Honours projects 2008
Projects supervised by Irena Koprinska
Automatically Extracting Subtitles from Videos
Co-supervised with Rafael Calvo from EIE and Daniel Lloyd-Jones from Visionbytes
Producing searchable video typically requires textual data to be generated and indexed in a database for retrieval. In Australia many programs use closed caption text which sends data as a separate stream to the video which can easily be extracted. However in Asia and other countries most TV stations use "open captions" commonly referred to as subtitles. This text is actually embedded within the video stream and hence cannot be easily extracted. This project will investigate ways to identify, extract and convert this data back into text.
A possible approach is to identify where the captions are using color and location information (captions tend to be located in the same location of the screen and are in particular colors), extract the area of the captions into an image, remove the background information from the image, compare subsequent images to identify consecutive captions, and use OCR to convert the image into characters.
Sample video content will be provided by Visionbytes, together with an OCR engine if needed. Visionbytes are leaders in searching video content. Their clients include TV channels such as ABC, SBS and SkyTV, portals such as NineMSN and Yahoo!7 and government organisations such as the NSW Parliament.

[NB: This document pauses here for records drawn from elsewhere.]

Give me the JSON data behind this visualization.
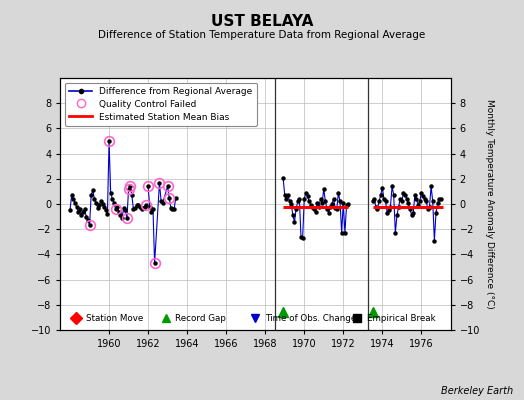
{
  "title": "UST BELAYA",
  "subtitle": "Difference of Station Temperature Data from Regional Average",
  "ylabel": "Monthly Temperature Anomaly Difference (°C)",
  "xlabel_credit": "Berkeley Earth",
  "ylim": [
    -10,
    10
  ],
  "xlim": [
    1957.5,
    1977.5
  ],
  "yticks": [
    -10,
    -8,
    -6,
    -4,
    -2,
    0,
    2,
    4,
    6,
    8
  ],
  "xticks": [
    1960,
    1962,
    1964,
    1966,
    1968,
    1970,
    1972,
    1974,
    1976
  ],
  "bg_color": "#d8d8d8",
  "plot_bg_color": "#ffffff",
  "grid_color": "#bbbbbb",
  "segments": [
    {
      "x_values": [
        1958.0,
        1958.083,
        1958.167,
        1958.25,
        1958.333,
        1958.417,
        1958.5,
        1958.583,
        1958.667,
        1958.75,
        1958.833,
        1958.917,
        1959.0,
        1959.083,
        1959.167,
        1959.25,
        1959.333,
        1959.417,
        1959.5,
        1959.583,
        1959.667,
        1959.75,
        1959.833,
        1959.917,
        1960.0,
        1960.083,
        1960.167,
        1960.25,
        1960.333,
        1960.417,
        1960.5,
        1960.583,
        1960.667,
        1960.75,
        1960.833,
        1960.917,
        1961.0,
        1961.083,
        1961.167,
        1961.25,
        1961.333,
        1961.417,
        1961.5,
        1961.583,
        1961.667,
        1961.75,
        1961.833,
        1961.917
      ],
      "y_values": [
        -0.5,
        0.7,
        0.4,
        0.1,
        -0.2,
        -0.6,
        -0.4,
        -0.9,
        -0.6,
        -0.4,
        -1.0,
        -1.3,
        -1.7,
        0.7,
        1.1,
        0.4,
        0.1,
        -0.3,
        -0.1,
        0.2,
        0.0,
        -0.2,
        -0.5,
        -0.8,
        5.0,
        0.9,
        0.4,
        0.1,
        -0.4,
        -0.2,
        -0.6,
        -0.9,
        -1.1,
        -0.3,
        -0.5,
        -1.1,
        1.2,
        1.4,
        0.7,
        -0.4,
        -0.3,
        -0.1,
        -0.1,
        -0.2,
        -0.4,
        -0.3,
        -0.2,
        -0.1
      ]
    },
    {
      "x_values": [
        1962.0,
        1962.083,
        1962.167,
        1962.25,
        1962.333,
        1962.583,
        1962.667,
        1962.75,
        1963.0,
        1963.083,
        1963.167,
        1963.25,
        1963.333,
        1963.417
      ],
      "y_values": [
        1.4,
        -0.2,
        -0.6,
        -0.4,
        -4.7,
        1.7,
        0.2,
        0.1,
        1.4,
        0.5,
        -0.3,
        -0.4,
        -0.4,
        0.5
      ]
    },
    {
      "x_values": [
        1968.917,
        1969.0,
        1969.083,
        1969.167,
        1969.25,
        1969.333,
        1969.417,
        1969.5,
        1969.583,
        1969.667,
        1969.75,
        1969.833,
        1969.917,
        1970.0,
        1970.083,
        1970.167,
        1970.25,
        1970.333,
        1970.417,
        1970.5,
        1970.583,
        1970.667,
        1970.75,
        1970.833,
        1970.917,
        1971.0,
        1971.083,
        1971.167,
        1971.25,
        1971.333,
        1971.417,
        1971.5,
        1971.583,
        1971.667,
        1971.75,
        1971.833,
        1971.917,
        1972.0,
        1972.083,
        1972.167,
        1972.25
      ],
      "y_values": [
        2.1,
        0.7,
        0.4,
        0.7,
        0.2,
        0.0,
        -0.9,
        -1.4,
        -0.4,
        0.2,
        0.4,
        -2.6,
        -2.7,
        0.4,
        0.9,
        0.6,
        0.2,
        -0.1,
        -0.2,
        -0.4,
        -0.6,
        0.1,
        -0.2,
        0.4,
        0.1,
        1.2,
        0.2,
        -0.4,
        -0.7,
        -0.2,
        0.0,
        0.4,
        -0.3,
        -0.4,
        0.9,
        0.2,
        -2.3,
        0.1,
        -2.3,
        -0.1,
        0.0
      ]
    },
    {
      "x_values": [
        1973.5,
        1973.583,
        1973.667,
        1973.75,
        1973.833,
        1973.917,
        1974.0,
        1974.083,
        1974.167,
        1974.25,
        1974.333,
        1974.417,
        1974.5,
        1974.583,
        1974.667,
        1974.75,
        1974.833,
        1974.917,
        1975.0,
        1975.083,
        1975.167,
        1975.25,
        1975.333,
        1975.417,
        1975.5,
        1975.583,
        1975.667,
        1975.75,
        1975.833,
        1975.917,
        1976.0,
        1976.083,
        1976.167,
        1976.25,
        1976.333,
        1976.417,
        1976.5,
        1976.583,
        1976.667,
        1976.75,
        1976.833,
        1976.917,
        1977.0
      ],
      "y_values": [
        0.2,
        0.4,
        -0.2,
        -0.4,
        0.2,
        0.7,
        1.3,
        0.4,
        0.2,
        -0.7,
        -0.5,
        -0.2,
        1.4,
        0.7,
        -2.3,
        -0.9,
        -0.2,
        0.4,
        0.2,
        0.9,
        0.7,
        0.4,
        0.1,
        -0.4,
        -0.9,
        -0.7,
        0.7,
        0.4,
        -0.1,
        0.2,
        0.9,
        0.6,
        0.4,
        0.2,
        -0.4,
        -0.2,
        1.4,
        0.2,
        -2.9,
        -0.7,
        0.1,
        0.4,
        0.4
      ]
    }
  ],
  "qc_failed": [
    [
      1960.0,
      5.0
    ],
    [
      1959.0,
      -1.7
    ],
    [
      1960.333,
      -0.4
    ],
    [
      1960.917,
      -1.1
    ],
    [
      1961.0,
      1.2
    ],
    [
      1961.083,
      1.4
    ],
    [
      1961.917,
      -0.1
    ],
    [
      1962.0,
      1.4
    ],
    [
      1962.333,
      -4.7
    ],
    [
      1962.583,
      1.7
    ],
    [
      1963.0,
      1.4
    ],
    [
      1963.083,
      0.5
    ]
  ],
  "bias_segments": [
    {
      "x_start": 1968.917,
      "x_end": 1972.25,
      "bias": -0.25
    },
    {
      "x_start": 1973.5,
      "x_end": 1977.1,
      "bias": -0.25
    }
  ],
  "record_gaps": [
    1968.917,
    1973.5
  ],
  "vertical_lines": [
    1968.5,
    1973.25
  ],
  "line_color": "#0000cc",
  "dot_color": "#000000",
  "qc_color": "#ff66cc",
  "bias_color": "#ff0000",
  "gap_color": "#009900",
  "vline_color": "#333333"
}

Story segmentation, topic detection and tracking of news videos
Co-supervised with Rafael Calvo from EIE and Daniel Lloyd-Jones from Visionbytes
News videos are an important information source. They contain valuable information for documentary-making, business analysis, tracking topics over time, and can also be used as a reference tool for studying political and historical events. However, efficient searching and browsing of video content is still an open research problem. This project aims at investigating ways for: 1) automatic segmentation of a news program into individual stories, 2) topic detection and tracking. This will be based on two information sources: visual and text (closed captions) streams. Closed captions are human generated transcriptions of what is spoken and are available for all news programs in Australia.
A possible approach for the first task is to use supervised machine learning to “learn” the story boundaries from previously labelled frames as story boundary or not. This can be used in conjunction with other clues, e.g. new stories typically start with anchor person. The second task involves detecting if the story is on a new or existing topic (e.g. using clustering), and may also involve providing a suitable visualization of the story’s evolution (e.g. number of stories in the topic and related stories). Sample video content will be provided by Visionbytes.
Machine Learning for Painting with a Wii
The Wii remote is used as a pointing and motion controller in the recently developed and very popular Wii consoles for playing games. We have developed a prototype of a computer program which uses the Wii for painting. The goal of this project is to explore the use of machine learning algorithms (e.g. supervised learning from examples) to improve the pointing and motion capabilities of the Wii-remote for painting on a computer screen, and evaluate its usability.
More projects will be added.